Les données personnelles et contenus numériques sans valeur marchande directe (comptes de réseaux sociaux, bibliothèques numériques) font l’objet d’un traitement distinct, privilégiant la loi du dernier domicile numérique du défunt. Ce concept novateur de domicile numérique est défini comme l’État où se concentrait l’activité en ligne principale de la personne.

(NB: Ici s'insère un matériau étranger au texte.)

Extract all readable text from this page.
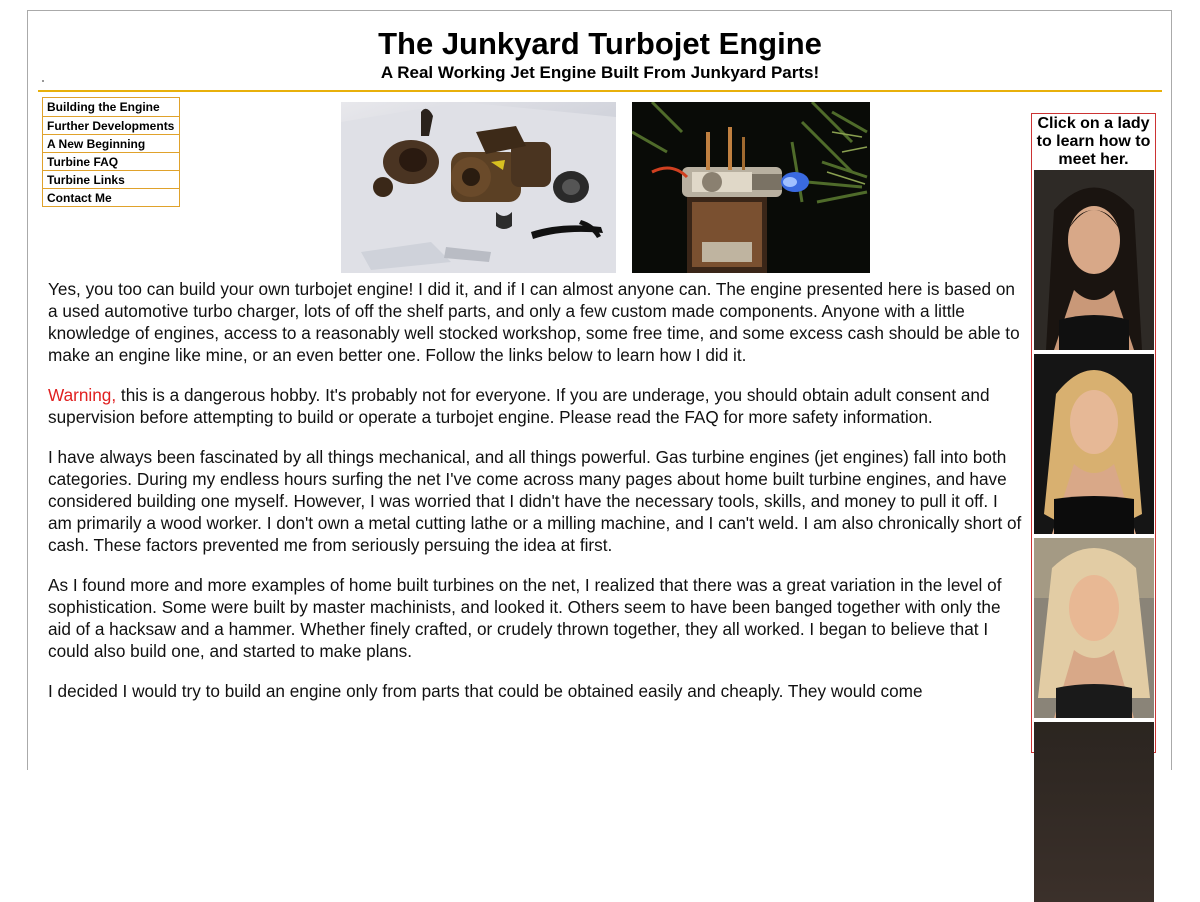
The Junkyard Turbojet Engine
A Real Working Jet Engine Built From Junkyard Parts!
Building the Engine
Further Developments
A New Beginning
Turbine FAQ
Turbine Links
Contact Me

Yes, you too can build your own turbojet engine! I did it, and if I can almost anyone can. The engine presented here is based on a used automotive turbo charger, lots of off the shelf parts, and only a few custom made components. Anyone with a little knowledge of engines, access to a reasonably well stocked workshop, some free time, and some excess cash should be able to make an engine like mine, or an even better one. Follow the links below to learn how I did it.

Warning, this is a dangerous hobby. It's probably not for everyone. If you are underage, you should obtain adult consent and supervision before attempting to build or operate a turbojet engine. Please read the FAQ for more safety information.

I have always been fascinated by all things mechanical, and all things powerful. Gas turbine engines (jet engines) fall into both categories. During my endless hours surfing the net I've come across many pages about home built turbine engines, and have considered building one myself. However, I was worried that I didn't have the necessary tools, skills, and money to pull it off. I am primarily a wood worker. I don't own a metal cutting lathe or a milling machine, and I can't weld. I am also chronically short of cash. These factors prevented me from seriously persuing the idea at first.

As I found more and more examples of home built turbines on the net, I realized that there was a great variation in the level of sophistication. Some were built by master machinists, and looked it. Others seem to have been banged together with only the aid of a hacksaw and a hammer. Whether finely crafted, or crudely thrown together, they all worked. I began to believe that I could also build one, and started to make plans.

I decided I would try to build an engine only from parts that could be obtained easily and cheaply. They would come

Click on a lady to learn how to meet her.
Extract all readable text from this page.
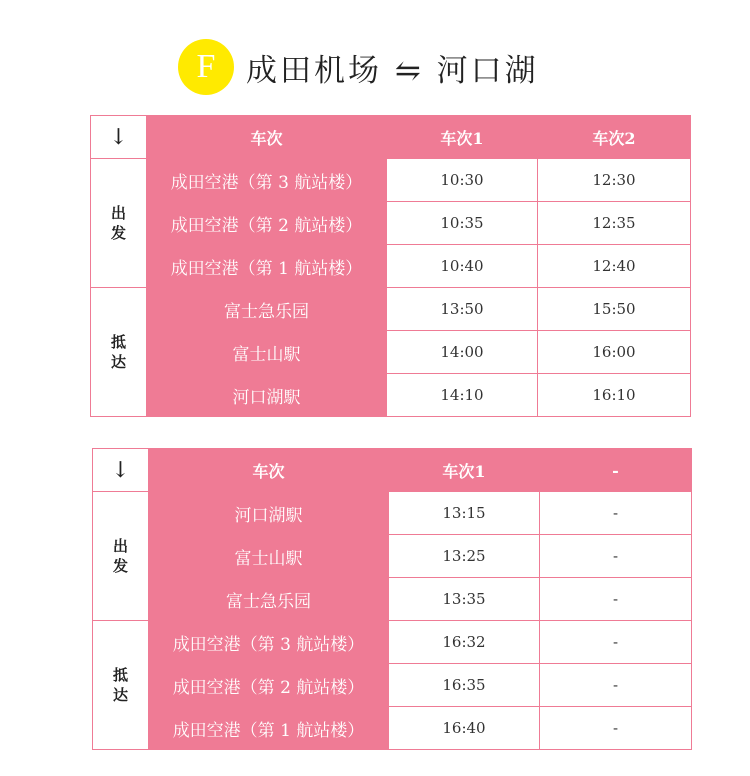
F 成田机场 ⇋ 河口湖
↓	车次	车次1	车次2

出
发	成田空港（第 3 航站楼）	10:30	12:30
	成田空港（第 2 航站楼）	10:35	12:35
	成田空港（第 1 航站楼）	10:40	12:40

抵
达	富士急乐园	13:50	15:50
	富士山駅	14:00	16:00
	河口湖駅	14:10	16:10
↓	车次	车次1	-

出
发	河口湖駅	13:15	-
	富士山駅	13:25	-
	富士急乐园	13:35	-

抵
达	成田空港（第 3 航站楼）	16:32	-
	成田空港（第 2 航站楼）	16:35	-
	成田空港（第 1 航站楼）	16:40	-
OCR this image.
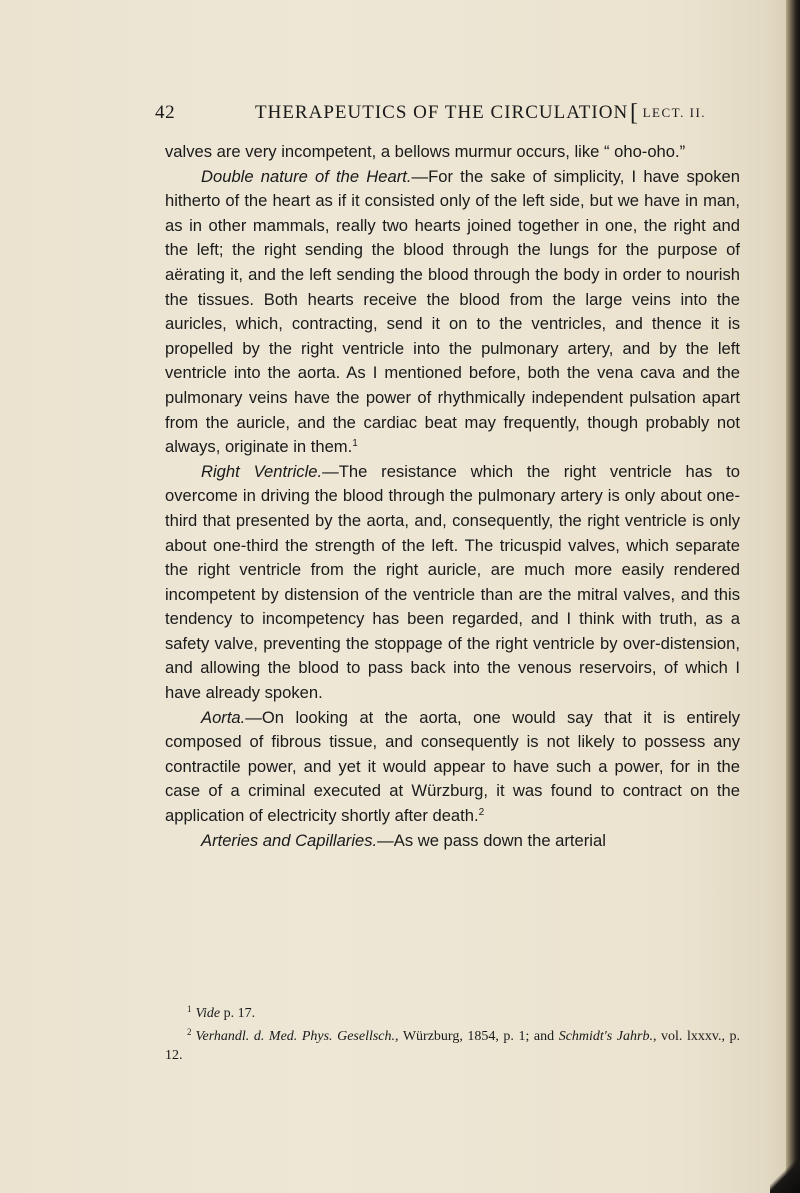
42	THERAPEUTICS OF THE CIRCULATION [ LECT. II.

valves are very incompetent, a bellows murmur occurs, like “ oho-oho.”

Double nature of the Heart.—For the sake of simplicity, I have spoken hitherto of the heart as if it consisted only of the left side, but we have in man, as in other mammals, really two hearts joined together in one, the right and the left; the right sending the blood through the lungs for the purpose of aërating it, and the left sending the blood through the body in order to nourish the tissues. Both hearts receive the blood from the large veins into the auricles, which, contracting, send it on to the ventricles, and thence it is propelled by the right ventricle into the pulmonary artery, and by the left ventricle into the aorta. As I mentioned before, both the vena cava and the pulmonary veins have the power of rhythmically independent pulsation apart from the auricle, and the cardiac beat may frequently, though probably not always, originate in them.$^1$

Right Ventricle.—The resistance which the right ventricle has to overcome in driving the blood through the pulmonary artery is only about one-third that presented by the aorta, and, consequently, the right ventricle is only about one-third the strength of the left. The tricuspid valves, which separate the right ventricle from the right auricle, are much more easily rendered incompetent by distension of the ventricle than are the mitral valves, and this tendency to incompetency has been regarded, and I think with truth, as a safety valve, preventing the stoppage of the right ventricle by over-distension, and allowing the blood to pass back into the venous reservoirs, of which I have already spoken.

Aorta.—On looking at the aorta, one would say that it is entirely composed of fibrous tissue, and consequently is not likely to possess any contractile power, and yet it would appear to have such a power, for in the case of a criminal executed at Würzburg, it was found to contract on the application of electricity shortly after death.$^2$

Arteries and Capillaries.—As we pass down the arterial

$^1$ Vide p. 17.

$^2$ Verhandl. d. Med. Phys. Gesellsch., Würzburg, 1854, p. 1; and Schmidt's Jahrb., vol. lxxxv., p. 12.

Pour résoudre les problèmes d’accès aux comptes et portefeuilles numériques, le règlement instaure un mandat post-mortem numérique européen. Ce dispositif permettra au défunt de désigner un exécuteur spécifique pour ses actifs numériques, avec des pouvoirs clairement définis et reconnus dans tous les États membres. Les plateformes numériques établies dans l’Union seront tenues de reconnaître ces mandats.
Les enjeux de la territorialité virtuelle sont particulièrement complexes pour les crypto-monnaies, dont la localisation reste conceptuellement problématique. Le règlement adopte une solution pragmatique en considérant que ces actifs sont situés au lieu du dernier accès authentifié au portefeuille numérique. Cette fiction juridique, bien qu’imparfaite, offre un critère opérationnel pour les praticiens.
Ces innovations juridiques s’accompagnent de mesures techniques concrètes. Un système européen d’identification numérique successorale, basé sur la technologie blockchain, facilitera la transmission des clés d’accès aux héritiers légitimes tout en préservant la confidentialité des données. Ce dispositif, développé en collaboration avec l’Agence européenne pour la cybersécurité, représente une avancée considérable pour sécuriser la transmission patrimoniale à l’ère numérique.